なぜ居酒屋「鳥貴族」は、280円均一で東証1部に上場できたのか?

 

まとめ(戦略ショートストーリー)

20代の若者をターゲットに「国産鶏肉へのこだわり」、「手作りへのこだわり」に支えられた「安い」「美味い」「早い」という強みで差別化を実現しています。

280円という安さにも関わらず、味やボリュームにこだわった焼き鳥などのメニューを提供し、コスパ(コストパフォーマンス)の高さで顧客の支持を得ています。

分析のポイント

「コストパフォーマンスの追及」

鳥貴族は30年もの間、鳥貴族の店舗ブランド一つで均一価格で勝負して、現在は東証一部上場企業となっています。長年の経験の蓄積で、均一価格でもしっかり儲けを出すことができるノウハウを持っているということです。

一方で大手居酒屋チェーンも低価格の均一店舗を出店したもののうまくいかない店舗が多かったようです。
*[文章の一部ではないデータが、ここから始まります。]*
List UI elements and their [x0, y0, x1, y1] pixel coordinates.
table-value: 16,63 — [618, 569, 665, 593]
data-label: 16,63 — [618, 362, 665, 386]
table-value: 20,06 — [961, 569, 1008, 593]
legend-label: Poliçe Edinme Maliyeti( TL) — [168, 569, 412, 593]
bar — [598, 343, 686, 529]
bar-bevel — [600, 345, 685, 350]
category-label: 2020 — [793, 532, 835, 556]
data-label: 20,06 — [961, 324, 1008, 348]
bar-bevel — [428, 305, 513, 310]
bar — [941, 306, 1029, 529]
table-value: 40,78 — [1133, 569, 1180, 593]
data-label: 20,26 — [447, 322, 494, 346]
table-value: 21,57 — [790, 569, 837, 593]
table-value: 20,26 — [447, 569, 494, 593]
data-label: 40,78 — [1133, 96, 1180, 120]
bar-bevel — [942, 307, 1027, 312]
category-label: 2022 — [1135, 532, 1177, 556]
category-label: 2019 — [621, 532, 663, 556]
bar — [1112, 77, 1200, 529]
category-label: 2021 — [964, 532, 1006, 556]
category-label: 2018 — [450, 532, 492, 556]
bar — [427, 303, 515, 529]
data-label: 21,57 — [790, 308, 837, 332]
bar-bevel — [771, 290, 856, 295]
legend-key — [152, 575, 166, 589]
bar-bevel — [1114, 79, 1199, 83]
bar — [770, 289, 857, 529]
低価格均一という強みを短期的には真似ができても、長期的に真似をすることは難しいということです。

なぜ長期的に真似をすることが難しいかというとコア・コンピタンスに差があるためです。

30年間、同じブランドで均一価格のお店を運営している鳥貴族は出店場所の選定やメニューの絞り込み、スタッフの手間の削減など、低価格でも儲けを出すためのノウハウコア・コンピタンスの蓄積があります。

しかし、低価格の均一店舗を出店したチェーン店には、鳥貴族のようなノウハウが蓄積されていないわけですから、儲けを出すことが難しく店舗を継続することも困難になったということでしょう。

そして、鳥貴族の強みは「安さ」だけではありません。鳥貴族のコンセプトは「280円均一の感動」であり、「安さ」に加えて、おいしさやボリュームなども強みになっています。つまり、安くすれば継続的に売れるというわけでないということです。

280円という価格で、この味(美味しさ)、このボリュームなど顧客が支払う金額よりも価値が高いと感じなければ、顧客は喜んでお金を支払うことはないでしょう。

安さと味を両立させ顧客を感動させる努力、要するにコストパフォーマンスを高めることを追及してきたからこそ業界全体として厳しい状況の中、右肩上がりの成長を続けることができているのです。

今後、どこまで鳥貴族の快進撃が続くのか楽しみですね。